Ablaye Cissoko & Simon Goubert, African Jazz Roots – Seetu – (2023)
Clarifions un peu tout ça, apparemment « African Jazz Roots » est le nom de l’association entre le joueur de kora Ablaye Cissoko et le batteur et pianiste de jazz, Simon Goubert. C’est également le nom du premier album paru en deux mille douze, c’est avec ce dernier que j’ai alors écouté cette formation, j’en garde toujours un souvenir ému.
Je m’aperçois aujourd’hui qu’un autre album est paru en deux mille dix-sept, mais je l’ai zappé, j’essaierai de réparer ça, je suis sûr que j’en serai récompensé. Sur « Seetu » dont j’ai appris la sortie récemment, en feuilletant « Les allumés du Jazz », il est noté que l’album est dédié à la mémoire d’Ousmane Bâ, qui était flûtiste sur le premier album, il appartenait à l’ethnie peuhl.
Hormis les deux leaders voici les autres membres de la formation que l’on entend ici, Sophia Domancich qui joue du piano, Jean-Philippe Viret de la contrebasse et Ibrahima « Ibou » Ndir, qui joue des calebasses. Il y a dix pièces alignées qui nous offrent environ une heure de musique.

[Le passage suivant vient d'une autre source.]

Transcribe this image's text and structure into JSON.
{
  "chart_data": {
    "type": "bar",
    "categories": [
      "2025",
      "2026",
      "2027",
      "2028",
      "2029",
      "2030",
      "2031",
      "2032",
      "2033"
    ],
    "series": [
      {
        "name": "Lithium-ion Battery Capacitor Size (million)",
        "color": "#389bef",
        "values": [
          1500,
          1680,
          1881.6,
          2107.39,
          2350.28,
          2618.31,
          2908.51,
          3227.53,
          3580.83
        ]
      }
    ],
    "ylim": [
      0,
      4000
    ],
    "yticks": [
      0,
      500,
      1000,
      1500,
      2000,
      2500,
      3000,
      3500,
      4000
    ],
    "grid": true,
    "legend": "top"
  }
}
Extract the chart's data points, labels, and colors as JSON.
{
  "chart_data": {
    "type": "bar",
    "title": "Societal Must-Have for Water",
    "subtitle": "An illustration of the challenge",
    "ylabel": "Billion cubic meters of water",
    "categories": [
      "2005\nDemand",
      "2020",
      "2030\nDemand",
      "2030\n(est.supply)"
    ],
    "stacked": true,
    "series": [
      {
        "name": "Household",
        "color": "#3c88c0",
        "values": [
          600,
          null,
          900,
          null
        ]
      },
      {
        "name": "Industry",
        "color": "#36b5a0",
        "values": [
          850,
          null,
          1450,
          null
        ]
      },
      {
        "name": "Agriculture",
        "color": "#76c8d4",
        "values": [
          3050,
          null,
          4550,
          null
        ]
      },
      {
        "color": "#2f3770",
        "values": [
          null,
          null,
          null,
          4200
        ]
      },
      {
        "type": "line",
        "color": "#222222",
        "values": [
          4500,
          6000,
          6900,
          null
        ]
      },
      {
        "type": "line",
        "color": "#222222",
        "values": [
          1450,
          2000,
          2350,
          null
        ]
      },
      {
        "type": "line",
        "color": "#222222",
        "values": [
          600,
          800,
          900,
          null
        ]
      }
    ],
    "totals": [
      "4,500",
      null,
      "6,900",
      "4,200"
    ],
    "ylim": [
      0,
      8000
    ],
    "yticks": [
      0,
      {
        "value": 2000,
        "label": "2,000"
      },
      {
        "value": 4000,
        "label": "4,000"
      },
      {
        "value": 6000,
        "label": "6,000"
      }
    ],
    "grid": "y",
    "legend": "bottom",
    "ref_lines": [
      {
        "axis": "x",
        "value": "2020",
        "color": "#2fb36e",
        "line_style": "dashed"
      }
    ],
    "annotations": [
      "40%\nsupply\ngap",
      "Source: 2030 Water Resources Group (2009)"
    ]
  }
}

Si j’en juge par rapport au premier album, l’importance du jazz a grandi au sein de la formation, probablement l’arrivée de la pianiste et du contrebassiste dans le groupe, encore que sur le premier album figurait Jean-Jacques Avenel, mais il faut compter également avec la disparition d’Ousmane Bâ.
Les compositions sont réparties à peu près équitablement entre les musiciens, mais Simon Goubert est le plus prolifique, quatre titres à son actif, les très beaux « Manssani Cissé » et « Sundjata » sont en fait des traditionnels arrangés par Ablaye Cissoko, qui signe également « Café Touba » la dernière pièce.
Quand j’écoute cet album je me dis que plus il y a de kora et plus j’aime ça, le premier album avait eu ce même impacte, avec cette même observation. Mais le battement jazz a également son importance, il permet de faire aisément le chemin vers ces musiques traditionnelles qui pourraient sembler lointaines, nées à Saint-Louis du Sénégal, mais la communion a lieu.
Ce n’est pas pour rien que l’album se nomme « Seetu », c’est-à-dire reflet, l’image d’Ablaye avec celle de Simon, musiciens sénégalais et français, Afrique et Europe, comme un miroir où les reflets, d’abord mal définis finissent par se fondre dans une musique commune, un même chant, comme au « Café Touba ».